I’ve always been a Valentine’s Day curmudgeon, but here’s an expression of love, art, and math that even I can get behind: the origami club at MIT has folded hearts, roses, and butterflies in honor of the holiday.
It’s often said that origami and math have a lot in common, but I asked the president of the club, Yongquan Lu—a sophomore math major known to his friends as YQ—to explain a little bit more about what that means. After all, paper folding is approachable to people who never took linear algebra.
Lu said that origami is intricately connected with math; creating new forms requires one to think mathematically about creating a multidimensional object from a flat piece of paper. But in this instance, the club was approached by the restaurant, Wagamama, to make origami in honor of the holiday that could appear in their restaurant. Valentine’s Day, Lu said, isn’t a holiday with much room for innovation, and the club decided to fold forms that they thought would help attract people to the art of paper-folding—one that he’s been practicing since he was a kid.
“Valentine-themed origami is a very established field,’’ Lu said. “Lots of people have designed flowers and roses and hearts and butterflies—and instead of designing something really intricate and complex, we decided where we were going with this is to showcase the kind of thing everyone can make.’’
In other words, they decided not to break new ground. Instead, they did an exhaustive search of the origami literature, contacted the people who made the originals, and got their permission to fold the whimsical forms.
That included a heart with wings that was invented by a past-president of the club as well as the Kawasaki rose—a very iconic origami rose invented by Japanese folder Toshikazu Kawasaki.
The similarity to science struck me. In science, people often use tried and trued methods and techniques to learn, and eventually, to build something new. Although the club wasn’t trying to break new ground this time, there’s a rich history of artistic and mathematical invention at MIT. Computer scientist Erik Demaine regularly teaches a class that is about paper folding. It’s called 6.849: Geometric Folding Algorithms: Linkages, Origami, Polyhedra.
“The way math comes into the picture with origami is if you want to design something to be folded a certain way—so, for example, if you want an animal, it must have a head, it must have tail, it must have four legs. These must come from the original sheet of square paper in some way,’’ Lu said. “There are very specific rules about how the folds can interact. … It’s not just how do you fold this pretty thing; it is understanding the underlying math behind it.’’
One thing Lu also likes about origami is that it takes the best of both art and science, which are both constantly trying to create or discover something new.

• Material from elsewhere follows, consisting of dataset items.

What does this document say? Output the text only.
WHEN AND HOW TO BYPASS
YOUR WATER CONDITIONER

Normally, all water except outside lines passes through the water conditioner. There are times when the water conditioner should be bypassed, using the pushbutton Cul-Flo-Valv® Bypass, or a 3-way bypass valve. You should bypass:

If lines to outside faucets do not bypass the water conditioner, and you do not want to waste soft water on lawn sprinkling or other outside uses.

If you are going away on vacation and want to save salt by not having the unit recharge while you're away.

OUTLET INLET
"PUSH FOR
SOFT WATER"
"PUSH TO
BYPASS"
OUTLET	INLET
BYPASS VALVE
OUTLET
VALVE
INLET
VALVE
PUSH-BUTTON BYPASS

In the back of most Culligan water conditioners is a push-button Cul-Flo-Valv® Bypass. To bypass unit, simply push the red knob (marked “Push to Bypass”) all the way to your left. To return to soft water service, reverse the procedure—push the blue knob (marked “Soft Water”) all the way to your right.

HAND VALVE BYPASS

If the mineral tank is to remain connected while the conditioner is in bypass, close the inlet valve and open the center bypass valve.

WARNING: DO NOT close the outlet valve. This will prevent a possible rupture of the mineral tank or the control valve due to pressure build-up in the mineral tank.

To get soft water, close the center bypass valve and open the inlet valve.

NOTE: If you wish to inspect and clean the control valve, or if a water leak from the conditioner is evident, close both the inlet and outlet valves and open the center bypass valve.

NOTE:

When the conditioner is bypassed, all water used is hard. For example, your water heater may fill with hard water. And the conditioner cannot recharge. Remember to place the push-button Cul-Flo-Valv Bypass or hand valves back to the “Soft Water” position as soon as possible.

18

“Origami is still constantly reinventing itself. There are still lots of new designs people come up with everyday,’’ Lu said. There are the traditional topics—flowers, animals. There are probably 20 bears at least in the origami literature, he noted, but the interesting thing is that people are constantly pushing the boundaries by applying techniques to new subjects, or coming up with their own stylized forms and abstract geometric shapes and symmetries.